Die Landschaft Montanas stellt man sich rau vor, zerklüftet, wettergegerbt. Genau so wie die Menschen, die hier leben. Und wenn man mit Pete unterwegs ist, kaputte Familien aufsucht und Kinder aus diesen Familien rettet, sieht man die Parallelen.
Pete lebt getrennt von seiner Frau und seiner Tochter. Beide Elternteile haben Alkoholprobleme, die Mutter umgibt sich zusätzlich noch mit dubiosen Menschen, mit denen sie allabendliche Parties feiert; Petes Bruder ist ein gesuchter Verbrecher. Keine Umgebung für ein Kind, Rachel türmt.
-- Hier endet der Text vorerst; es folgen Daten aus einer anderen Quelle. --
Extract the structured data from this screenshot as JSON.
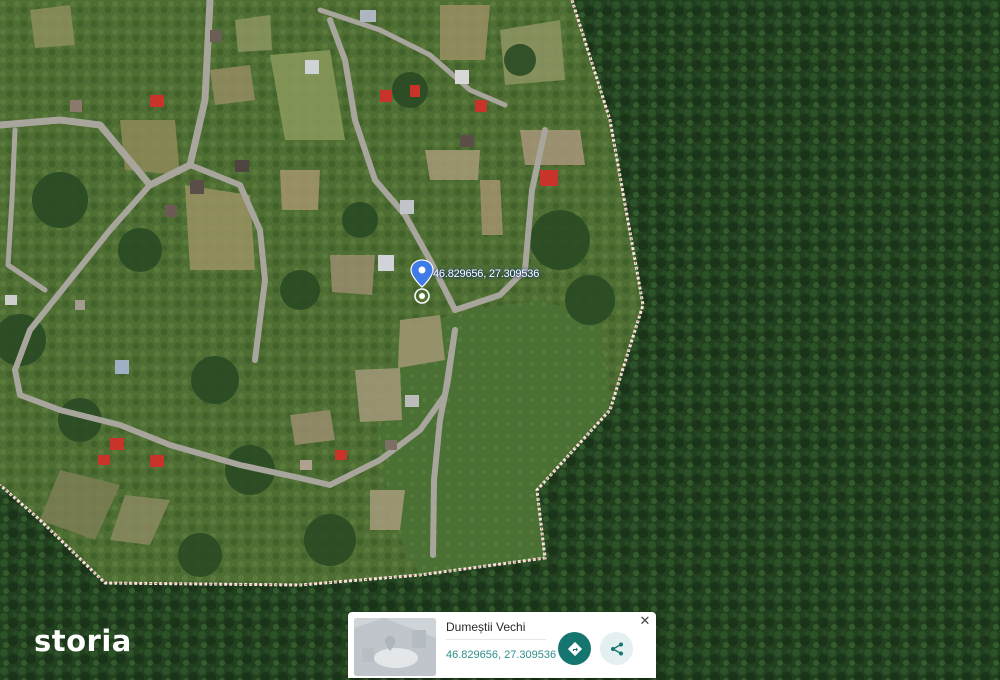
{
  "map": {
    "pin_label": "46.829656, 27.309536",
    "colors": {
      "forest": "#1f3a1c",
      "field": "#5a7a3c",
      "road": "#a7a59c",
      "boundary": "#f3e6df",
      "marker": "#3f7be8",
      "roof_red": "#c9342a"
    }
  },
  "watermark": {
    "text": "storia"
  },
  "info_card": {
    "title": "Dumeștii Vechi",
    "coordinates": "46.829656, 27.309536",
    "directions_icon": "directions-icon",
    "share_icon": "share-icon",
    "close_label": "✕"
  }
}
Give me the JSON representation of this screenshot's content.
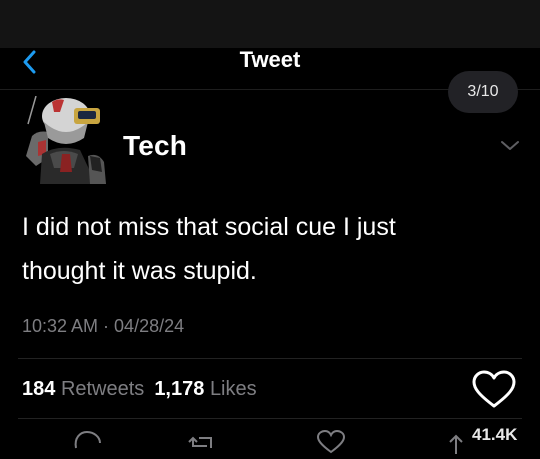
{
  "nav": {
    "title": "Tweet"
  },
  "thread_counter": "3/10",
  "tweet": {
    "author_name": "Tech",
    "text_line1": "I did not miss that social cue I just",
    "text_line2": "thought it was stupid.",
    "timestamp": "10:32 AM · 04/28/24"
  },
  "stats": {
    "retweets_count": "184",
    "retweets_label": "Retweets",
    "likes_count": "1,178",
    "likes_label": "Likes"
  },
  "actions": {
    "views_count": "41.4K"
  },
  "colors": {
    "background": "#000000",
    "accent_blue": "#1d9bf0",
    "secondary_text": "#7e7e82"
  },
  "icons": [
    "back-chevron-icon",
    "chevron-down-icon",
    "heart-icon",
    "reply-icon",
    "retweet-icon",
    "share-arrow-icon"
  ]
}
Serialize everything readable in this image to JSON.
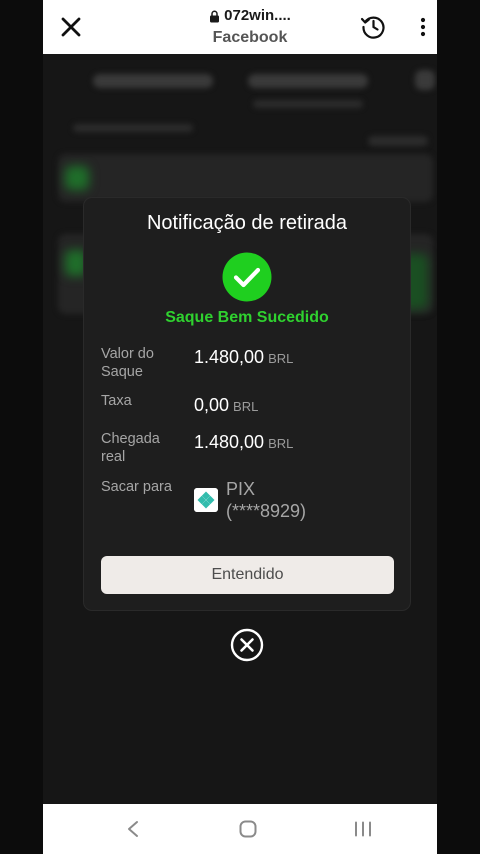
{
  "browser": {
    "url": "072win....",
    "subtitle": "Facebook"
  },
  "modal": {
    "title": "Notificação de retirada",
    "status": "Saque Bem Sucedido",
    "rows": [
      {
        "label": "Valor do Saque",
        "value": "1.480,00",
        "unit": "BRL"
      },
      {
        "label": "Taxa",
        "value": "0,00",
        "unit": "BRL"
      },
      {
        "label": "Chegada real",
        "value": "1.480,00",
        "unit": "BRL"
      }
    ],
    "destination": {
      "label": "Sacar para",
      "method": "PIX",
      "account": "(****8929)"
    },
    "button_label": "Entendido"
  },
  "colors": {
    "success": "#2fd12f",
    "accent_green": "#1fcf1f"
  },
  "icons": {
    "close": "close-icon",
    "lock": "lock-icon",
    "history": "history-icon",
    "menu": "more-vert-icon",
    "check": "check-circle-icon",
    "pix": "pix-icon",
    "dismiss": "close-circle-icon",
    "nav_back": "back-icon",
    "nav_home": "home-icon",
    "nav_recent": "recent-apps-icon"
  }
}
Die Geschichte nimmt viele Fäden in die Hand: Religiosität, zerrüttete Familien, Alkoholprobleme, Gewalt. Die erste Zeit gefiel mir das Konstrukt gut, ich verfolgte gespannt den Weg, den Pete einschlug, wie er mit seinen eigenen Problemen umging. Doch irgendwann kippte meine Meinung. Von der sinnlosen Gewalt, die in weiten Teilen beschrieben wird, wollte ich nichts mehr lesen. Von den wechselnden Bekanntschaften, dem wahllosen Sex, dem fließenden Alkohol wollte ich nichts mehr hören.
Die Kapitel, die sich mit Jeremiah Pearl und seinem Sohn beschäftigten, gefielen mir gut. Seine Sicht der Dinge, sein Wahn – glaubhaft dargestellt. Rau wie die Natur, in die er sich mit seinem Sohn Benjamin zurückzog.
Zwischendrin immer wieder Kapitel, die sich mit Rachel – Rose – Snow beschäftigen. Eine Art Interview, doch weiß man eigentlich nie, wer da mit wem spricht. Es ist Rose, doch spricht sie über sich in der dritten Person, als wäre sie eine unbeteiligte Fremde. Dank dieser Kapitel erfährt man, wie es ihr in all der Zeit erging, was ihr widerfuhr. Und es ist kein gutes Leben, dass sie führt. Schritt für Schritt dem Abgrund entgegen, die eigene Tochter des Sozialarbeiters.
Die Geschichte findet kein wirkliches Ende, so wie auch das Leben kein wirkliches Ende findet. Es ist eine Spirale aus immer wiederkehrenden Problemen, die die Menschen in ihrer Umgebung ins Verderben stürzt.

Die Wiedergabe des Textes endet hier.